If Abraham and Sarah had brought the foul, unclean compact between them, as they left their father's house to walk with God, so did Rebecca bring this family character, this Laban-leaven, with her. We have nature in its pravity with us after our conversion; and we have our own fleshly characteristics also, as well as the common pravity of nature. And we have to rebuke them sharply, that we may be sound, that is, morally healthful, in the faith. Tit. i. 13. And this lesson is afresh pressed upon us, from the story of this distinguished woman in this chapter.

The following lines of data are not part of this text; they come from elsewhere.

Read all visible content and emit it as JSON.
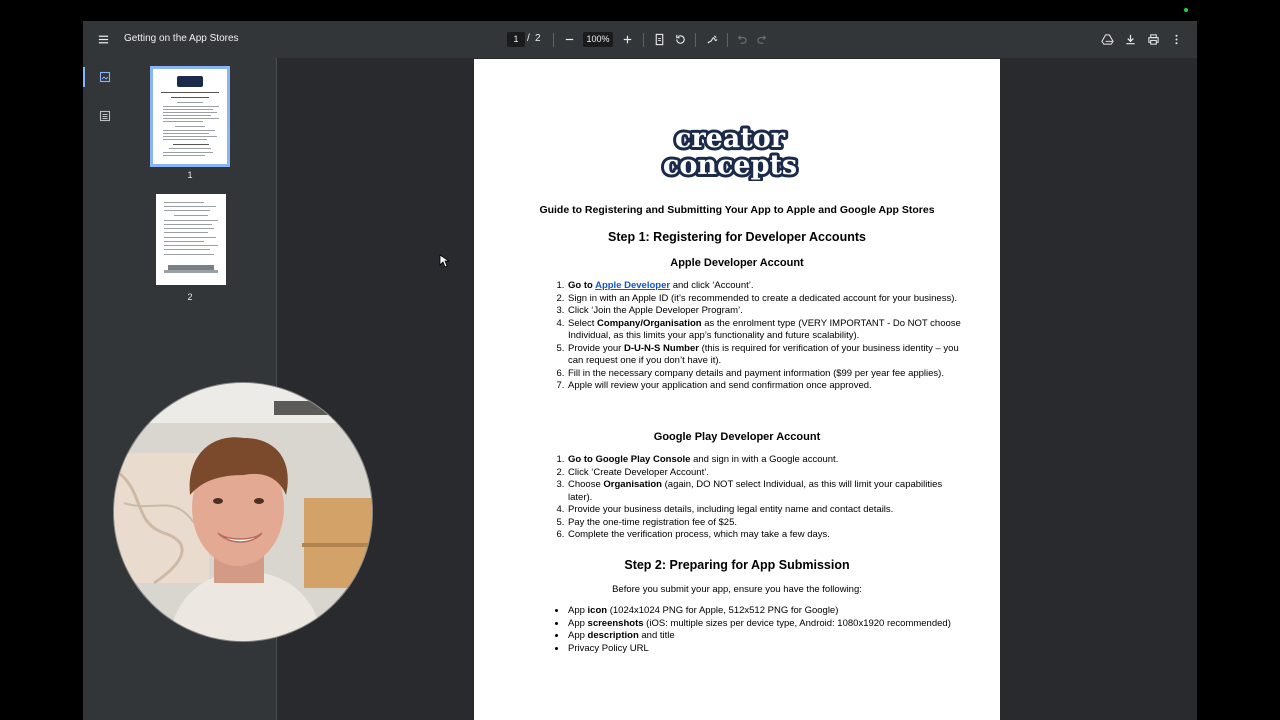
{
  "toolbar": {
    "doc_title": "Getting on the App Stores",
    "current_page": "1",
    "page_separator": "/",
    "total_pages": "2",
    "zoom": "100%"
  },
  "thumbnails": [
    {
      "label": "1",
      "selected": true
    },
    {
      "label": "2",
      "selected": false
    }
  ],
  "document": {
    "logo": {
      "line1": "creator",
      "line2": "concepts"
    },
    "title": "Guide to Registering and Submitting Your App to Apple and Google App Stores",
    "step1": {
      "heading": "Step 1: Registering for Developer Accounts",
      "apple": {
        "heading": "Apple Developer Account",
        "items": [
          {
            "pre": "Go to ",
            "link": "Apple Developer",
            "post": " and click ‘Account’."
          },
          {
            "text": "Sign in with an Apple ID (it’s recommended to create a dedicated account for your business)."
          },
          {
            "text": "Click ‘Join the Apple Developer Program’."
          },
          {
            "pre": "Select ",
            "bold": "Company/Organisation",
            "post": " as the enrolment type (VERY IMPORTANT - Do NOT choose Individual, as this limits your app’s functionality and future scalability)."
          },
          {
            "pre": "Provide your ",
            "bold": "D-U-N-S Number",
            "post": " (this is required for verification of your business identity – you can request one if you don’t have it)."
          },
          {
            "text": "Fill in the necessary company details and payment information ($99 per year fee applies)."
          },
          {
            "text": "Apple will review your application and send confirmation once approved."
          }
        ]
      },
      "google": {
        "heading": "Google Play Developer Account",
        "items": [
          {
            "pre": "",
            "bold": "Go to Google Play Console",
            "post": " and sign in with a Google account."
          },
          {
            "text": "Click ‘Create Developer Account’."
          },
          {
            "pre": "Choose ",
            "bold": "Organisation",
            "post": " (again, DO NOT select Individual, as this will limit your capabilities later)."
          },
          {
            "text": "Provide your business details, including legal entity name and contact details."
          },
          {
            "text": "Pay the one-time registration fee of $25."
          },
          {
            "text": "Complete the verification process, which may take a few days."
          }
        ]
      }
    },
    "step2": {
      "heading": "Step 2: Preparing for App Submission",
      "intro": "Before you submit your app, ensure you have the following:",
      "items": [
        {
          "pre": "App ",
          "bold": "icon",
          "post": " (1024x1024 PNG for Apple, 512x512 PNG for Google)"
        },
        {
          "pre": "App ",
          "bold": "screenshots",
          "post": " (iOS: multiple sizes per device type, Android: 1080x1920 recommended)"
        },
        {
          "pre": "App ",
          "bold": "description",
          "post": " and title"
        },
        {
          "text": "Privacy Policy URL"
        }
      ]
    }
  },
  "colors": {
    "viewer_bg": "#323639",
    "canvas_bg": "#282a2d",
    "accent": "#8ab4f8",
    "link": "#1155cc",
    "logo_navy": "#1b2a4a"
  },
  "icons": [
    "menu-icon",
    "zoom-out-icon",
    "zoom-in-icon",
    "fit-page-icon",
    "rotate-icon",
    "annotate-icon",
    "undo-icon",
    "redo-icon",
    "drive-icon",
    "download-icon",
    "print-icon",
    "more-vert-icon",
    "thumbnails-icon",
    "outline-icon"
  ]
}
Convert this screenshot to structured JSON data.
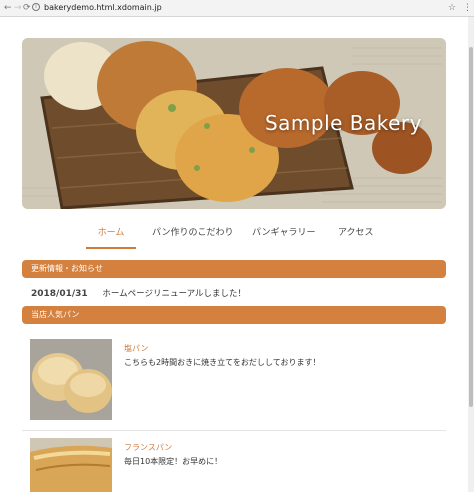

But there is more of the same kind. Jacob, as well as his mother, Rebecca, got his mind formed by this same earliest influence. He was all his days--I mean, all his practical, active days--a slow-hearted, calculating man; and in this family scene, in chap. xxvii., we find him to be such an one--a ready, intelligent pupil of his mother, Laban's sister, and whose favourite child he had been from his birth. So that as Laban had been corrupting his sister Rebecca, Rebecca had been corrupting her son Jacob.

And further still, as this same chapter tells us, Isaac, whose mind and character, as we have seen, had been so remarkably formed by his early life in Sarah's tent, had sunk into the indulgence of some of the low desires of nature. He loved his son Esau, because he ate of his venison. This was poor indeed, and something worse than poor. And this love of venison, we may surely suggest, must have encouraged Esau in the chase; just as Rebecca's cleverness, got and brought from her brother's house in Padan, formed the mind and character of her favourite Jacob. And thus one parent was helping to corrupt one of the children, and the other the other.

What mischief, what sad defilement, is disclosed here, in all this family scene! But we may go on to expose it even more; for the heart is not only capable of such defilement, but it is daring enough, at times, to take its naughtiness into the sanctuary. "I was almost in all evil in the midst of the congregation and assembly." Proverbs v.

The word to Aaron, long after this, was, Do not drink wine nor strong drink, thou, nor thy son with thee, when ye go into the tabernacle of the congregation. Lev. x. Nature is not to be animated in order to wait on the service of God; it is not to be set in action by its provisions, for the discharge of the duties of the sanctuary. Strong drink may exhilarate, and give ebullition to animal spirits, but this is no qualification for a priest of the house of God.